Several studies explored the role of epigenetic changes—heritable changes in gene expression that act independently of changes in DNA sequence—in obesity. For instance, Tracy Bale, PhD, associate professor of neuroscience at the University of Pennsylvania, and colleagues showed that pregnant mice not only get fatter and show elevated glucose, leptin, and insulin, when fed a high-fat diet, they also produced pups that were longer, weighed more, and had reduced insulin sensitivity (Dunn GA and Bale TL. Endocrinology. 2009;15[11]:4999-5009). These traits persisted into the next generation, although only females were affected. Further study revealed that these second-generation mice had altered programming of their growth hormone axis, a key gene pathway that controls growth and metabolism. In an interview with JAMA, Bale stated that the changes seen in the second generation of mice have “nothing to do with the diet itself as they have never seen the diet. Thus it has to be inherited by an epigenetic mechanism.”

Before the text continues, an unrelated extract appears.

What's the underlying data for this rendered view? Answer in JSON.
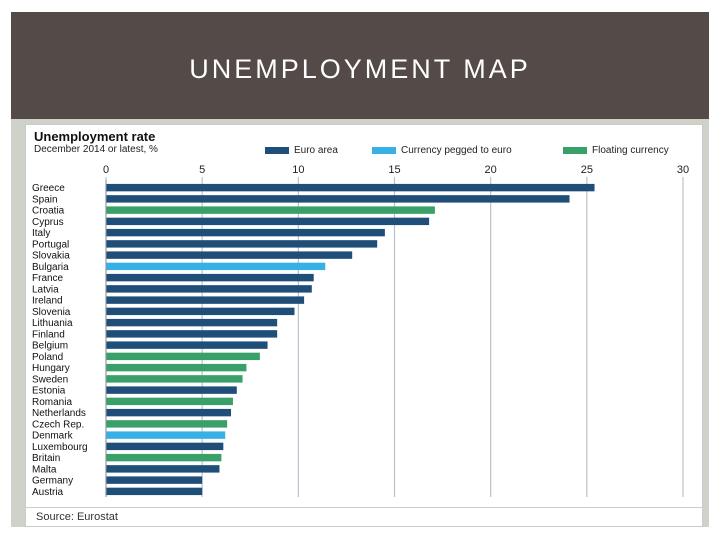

Similarly, studies by Teresa Reyes, PhD, research assistant professor at the University of Pennsylvania, and colleagues suggest that a high-fat diet in pregnant and lactating mice can affect their pups’ brain development, increasing their vulnerability to becoming obese and to engaging in addictionlike behaviors in adulthood. Such pups exhibited a greater preference for sugar solution and a greater physical response to cocaine than did pups of mothers that were fed a standard diet.

Clinical researchers presented other possible mechanisms for overeating and for the preference of high-sugar and high-fat foods. This research was based on the premise that innate biological factors interact with the environment to predispose individuals to eat.

Kathleen L. Keller, PhD, of the New York Obesity Research Center of Saint Luke’s-Roosevelt Hospital Center and Columbia University College of Physicians and Surgeons, and colleagues followed up on animal studies by French researchers demonstrating that dietary fat may be one of the basic tastes (such as sweet, salty, and bitter) and is associated with expression of the gene encoding CD36, a receptor in the tongue found to play a role in fat detection and preference (Faugerette F et al. J Clin Invest. 2005;115[11]:3177-3184). In their work, Keller and colleagues are the first group to report the relevance of the CD36 gene to humans. They found that those who were heterozygous for the gene were less likely to be able to discriminate fat and tended to dislike low-fat and fat-free foods. In their study, humans who could not discriminate fat ate more high-fat meats, sweets, and spreads.

Dana M. Small, PhD, assistant professor at Yale University, and colleagues identified brain regions where response to ingestion of a milkshake may represent a biomarker of weight-gain susceptibility in humans, and that the response is moderated by the Taq1A A1 polymorphism, which is associated with fewer dopamine receptors. In subjects carrying Taq1A A1, the relative activity (as measured by event-related functional magnetic resonance imaging) of the caudate nucleus, part of the brain’s reward system and an important area for habit learning, predicts an individual’s future weight gain over the next year. The researchers also found that response in the dorsal striatum is inversely related to trait impulsivity.

“This means that overweight people with the A1 allele do not experience less food reward but rather that they may be more prone to impulsive eating,” Small said in an interview with JAMA.